Дома, пока Таисия Викторовна собирала на стол, Лариса в спальной сложила весёлую фестивальную кепочку из крашеного тонкого картона (в киоске прошлым летом, в фестиваль молодежи и студентов, брала), крикнула:

– Бабушка! Пожалуйте к зеркалу и закройте на минуточку глаза!

Заинтригованная Таисия Викторовна на пальчиках поспешно подбежала к зеркалу у входной двери. Старательно зажмурилась.

Лариса сняла с неё беретку, надела кепочку. Оценила, хорошо ли сидит кепочка, и, удовлетворённая, сама себе кивнула. Потом приколола бабушке значок.

– А теперь смотрите.

Таисия Викторовна глянула на себя в зеркале.
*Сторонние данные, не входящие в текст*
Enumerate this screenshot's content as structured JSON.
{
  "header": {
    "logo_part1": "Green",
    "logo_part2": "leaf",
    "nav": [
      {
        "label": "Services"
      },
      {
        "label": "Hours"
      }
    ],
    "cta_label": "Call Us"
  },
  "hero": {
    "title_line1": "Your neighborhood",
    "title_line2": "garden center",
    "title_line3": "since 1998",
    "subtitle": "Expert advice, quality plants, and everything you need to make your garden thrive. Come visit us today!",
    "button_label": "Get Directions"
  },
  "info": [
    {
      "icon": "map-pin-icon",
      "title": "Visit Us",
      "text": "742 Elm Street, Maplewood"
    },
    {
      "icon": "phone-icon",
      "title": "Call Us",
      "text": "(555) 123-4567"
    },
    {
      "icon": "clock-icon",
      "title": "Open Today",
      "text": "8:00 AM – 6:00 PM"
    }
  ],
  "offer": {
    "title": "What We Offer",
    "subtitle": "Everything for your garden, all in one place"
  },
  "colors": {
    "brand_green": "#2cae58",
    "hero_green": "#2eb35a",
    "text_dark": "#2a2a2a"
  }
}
– Ёлкин дед, какая красота! – отшатнулась в изумлении. – Кака-ая красотень!

С детским восторгом впилась она изучать свою кепчонишку, не отрываясь от зеркала, и бережно, в упоении трогая подушечками пальцев свою обнову то там, то там.
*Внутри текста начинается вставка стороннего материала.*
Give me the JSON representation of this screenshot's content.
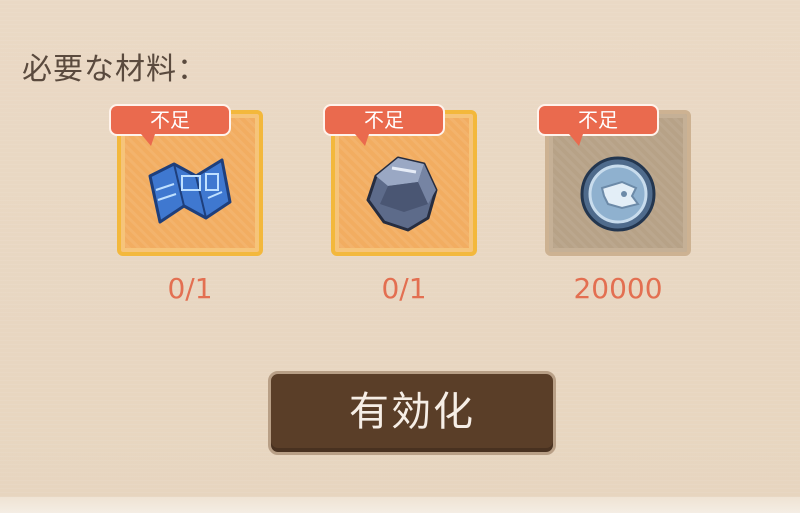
{
  "materials_title": "必要な材料：",
  "materials": [
    {
      "badge": "不足",
      "count": "0/1",
      "icon": "blueprint-map-icon",
      "available": true
    },
    {
      "badge": "不足",
      "count": "0/1",
      "icon": "ore-rock-icon",
      "available": true
    },
    {
      "badge": "不足",
      "count": "20000",
      "icon": "silver-coin-icon",
      "available": false
    }
  ],
  "activate_label": "有効化",
  "colors": {
    "badge": "#ea6a4e",
    "count_text": "#e36f51",
    "slot_active": "#f2ad61",
    "slot_inactive": "#b7a287",
    "button": "#5a3e28"
  }
}
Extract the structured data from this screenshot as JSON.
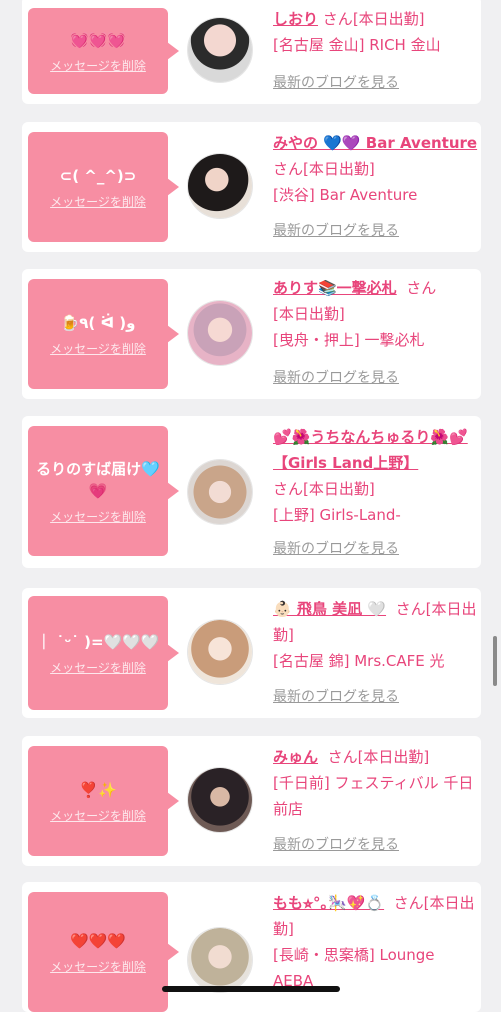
{
  "delete_label": "メッセージを削除",
  "blog_label": "最新のブログを見る",
  "colors": {
    "accent_pink": "#e8457b",
    "bubble_pink": "#f78ea3",
    "card_bg": "#ffffff",
    "page_bg": "#f0f0f2",
    "muted_gray": "#9a9a9a"
  },
  "cards": [
    {
      "message": "💓💓💓",
      "name": "しおり",
      "san": "さん",
      "status": "[本日出勤]",
      "location": "[名古屋 金山] RICH 金山",
      "avatar_icon": "profile-photo"
    },
    {
      "message": "⊂( ^_^)⊃",
      "name": "みやの 💙💜 Bar Aventure",
      "san": "さん",
      "status": "[本日出勤]",
      "location": "[渋谷] Bar Aventure",
      "avatar_icon": "profile-photo"
    },
    {
      "message": "🍺٩( ᐛ )و",
      "name": "ありす📚一撃必札",
      "san": "さん",
      "status": "[本日出勤]",
      "location": "[曳舟・押上] 一撃必札",
      "avatar_icon": "profile-photo"
    },
    {
      "message": "るりのすば届け🩵💗",
      "name": "💕🌺うちなんちゅるり🌺💕【Girls Land上野】",
      "san": "さん",
      "status": "[本日出勤]",
      "location": "[上野] Girls-Land-",
      "avatar_icon": "profile-photo"
    },
    {
      "message": "｜ ˙ᵕ˙ )=🤍🤍🤍",
      "name": "👶🏻 飛鳥 美凪 🤍",
      "san": "さん",
      "status": "[本日出勤]",
      "location": "[名古屋 錦] Mrs.CAFE 光",
      "avatar_icon": "profile-photo"
    },
    {
      "message": "❣️✨",
      "name": "みゅん",
      "san": "さん",
      "status": "[本日出勤]",
      "location": "[千日前] フェスティバル 千日前店",
      "avatar_icon": "profile-photo"
    },
    {
      "message": "❤️❤️❤️",
      "name": "もも⭐︎°｡🎠💖💍",
      "san": "さん",
      "status": "[本日出勤]",
      "location": "[長崎・思案橋] Lounge AEBA",
      "avatar_icon": "profile-photo"
    }
  ]
}
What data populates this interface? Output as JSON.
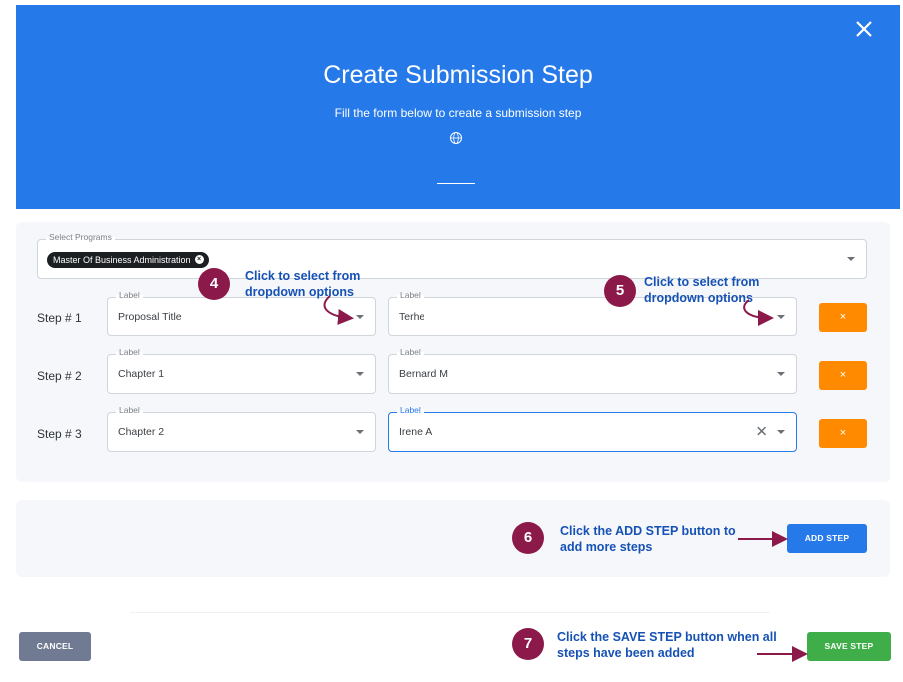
{
  "modal": {
    "title": "Create Submission Step",
    "subtitle": "Fill the form below to create a submission step",
    "close_icon": "close-icon",
    "globe_icon": "globe-icon"
  },
  "programs": {
    "label": "Select Programs",
    "selected_chip": "Master Of Business Administration"
  },
  "steps": [
    {
      "step_label": "Step # 1",
      "left_label": "Label",
      "left_value": "Proposal Title",
      "right_label": "Label",
      "right_value": "Terhe",
      "remove": "×"
    },
    {
      "step_label": "Step # 2",
      "left_label": "Label",
      "left_value": "Chapter 1",
      "right_label": "Label",
      "right_value": "Bernard M",
      "remove": "×"
    },
    {
      "step_label": "Step # 3",
      "left_label": "Label",
      "left_value": "Chapter 2",
      "right_label": "Label",
      "right_value": "Irene A",
      "remove": "×"
    }
  ],
  "buttons": {
    "add_step": "ADD STEP",
    "cancel": "CANCEL",
    "save_step": "SAVE STEP"
  },
  "annotations": [
    {
      "number": "4",
      "text_line1": "Click to select from",
      "text_line2": "dropdown options"
    },
    {
      "number": "5",
      "text_line1": "Click to select from",
      "text_line2": "dropdown options"
    },
    {
      "number": "6",
      "text_line1": "Click the ADD STEP button to",
      "text_line2": "add more steps"
    },
    {
      "number": "7",
      "text_line1": "Click the SAVE STEP button when all",
      "text_line2": "steps have been added"
    }
  ],
  "colors": {
    "header_blue": "#2679e8",
    "remove_orange": "#ff8a00",
    "save_green": "#3fae49",
    "cancel_gray": "#717a93",
    "annotation_maroon": "#8b1a4a",
    "annotation_text_blue": "#1652b5"
  }
}
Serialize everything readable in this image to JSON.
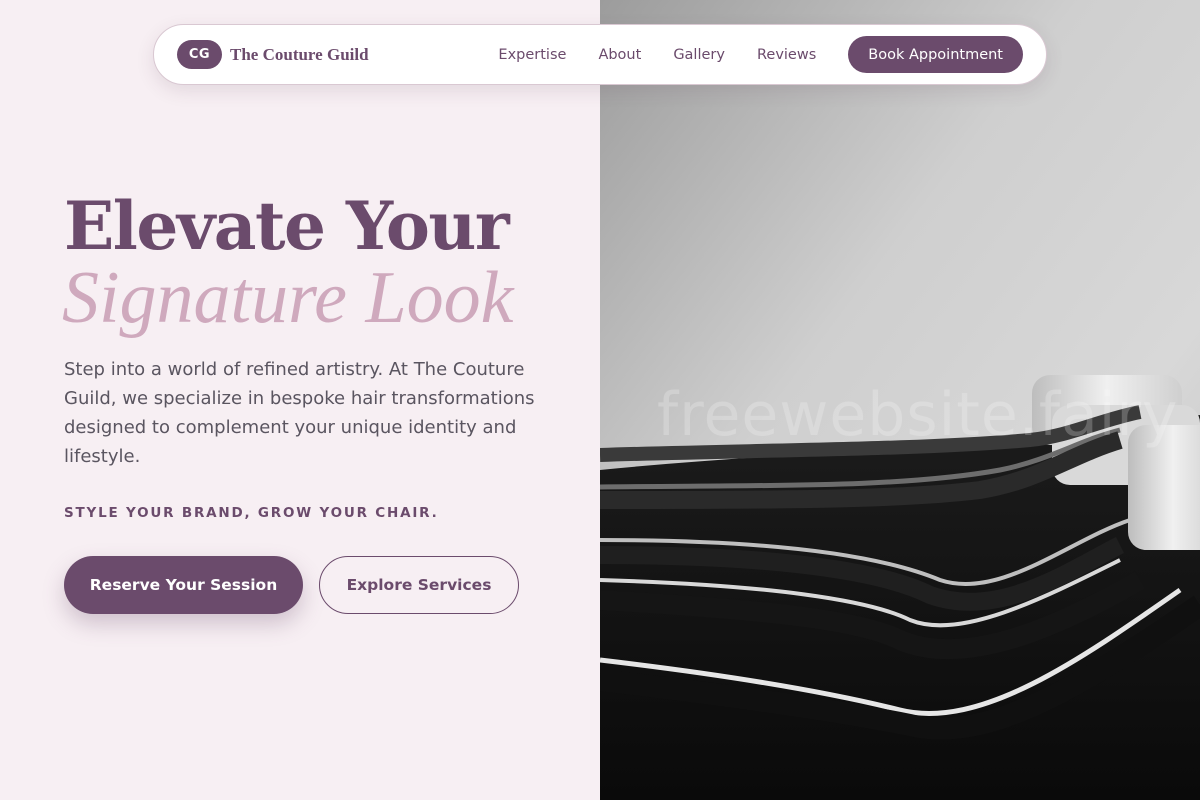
{
  "nav": {
    "badge": "CG",
    "brand": "The Couture Guild",
    "links": [
      "Expertise",
      "About",
      "Gallery",
      "Reviews"
    ],
    "cta": "Book Appointment"
  },
  "hero": {
    "headline": "Elevate Your",
    "headline_accent": "Signature Look",
    "intro": "Step into a world of refined artistry. At The Couture Guild, we specialize in bespoke hair transformations designed to complement your unique identity and lifestyle.",
    "tagline": "STYLE YOUR BRAND, GROW YOUR CHAIR.",
    "primary_button": "Reserve Your Session",
    "secondary_button": "Explore Services"
  },
  "image": {
    "watermark": "freewebsite.fairy"
  },
  "colors": {
    "brand": "#6b4b6c",
    "accent": "#cfa9bd",
    "background": "#f7eff3"
  }
}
– Козырёчек небесно-голубой... по краю алая полоска... С боков тоже небесно-голубая, а верх белый... По верху белая широкая полоса... С обеих сторон в ней по шесть тонких полосочек. С краю оранжевая, потом тёмно-зелёная, узенькая белая, голубая, белая пошире, красная... А над самым козырёчком, на белом просторе, фестивальная ромашка... Волшебная кепчушечка!.. А значок "Катюша"... Малышка в кокошнике-ромашишке...

– Художник Веременко рисовал не условную русскую Катюшу. Эта девчурка его племяшка...

– Спасибствую, Ларик, что не забыла про сувениры. Я так ждала... Только за ними и отпустила тебя в прошлое лето на фестиваль... Хотя... что я... Как было не пустить? Ты ж и пела, и была в медбригаде... прислуживала фестивалю...

– И пела, бабушка, и была...

– Спасибо.

Таисия Викторовна поцеловала внучку и, подхватив её за круглявые бока, закружила в вальсе, подыгрывая себе языком.

Кружилась Лариса растерянно-трудновато, и уже через минуту Таисия Викторовна ласково оттолкнула её от себя на диван так ловко, что та, сама того не ожидая, сдобно и почти плавно опустилась недвижимостью на мягкий столовский диван.

Докружившись одна до стены с гитарой, Таисия Викторовна сняла её. Не переставая танцевать, заиграла и вытянула не знакомую Ларисе озороватую песенку на французском языке.

Бабушка танцевала и пела, и было в ней столько живости, огня, азарта, что Лариса, отчего-то совестясь своей приворожительной молодой плотной стати, не решалась смотреть ей прямо в глаза и лишь изредка взглядывала на неё восхищённо-завистливо, думая:

"Боже! Мне двадцать два, а кто я рядом с нею? Перекормленная ленивая тумба... Стыдоха... А она... юла... ангорская козочка... Разве кто осмелится дать ей её семьдесят шесть? Осмелится?"

Песенка уже кончилась, а Таисия Викторовна всё играла и кружилась, прижимая всё тесней к себе старенькую, в трещинках, гитару.

Мало-помалу неясный стыд перед бабушкой разломало, унесло, и Лариса, поддавшись вся обаянию бабушки, пялилась на неё с нескрываемым младенческим озарением.

– А недаром я брала на плясках реванш у своего у благоверика за то, что он был умный, умней меня! Ай и недаром!

Таисия Викторовна зарделась.

Эко расхвалилась старушня!

– Бабушка, а откуда вы знаете французскую песенку?

– Ну вот... Да этой песенке семь десятков. Се-емь! Я ведь и петь, и плясать научилась смалку.

Она стала кружиться медленней и играть тише не потому, что устала, – вспомнилась гимназия.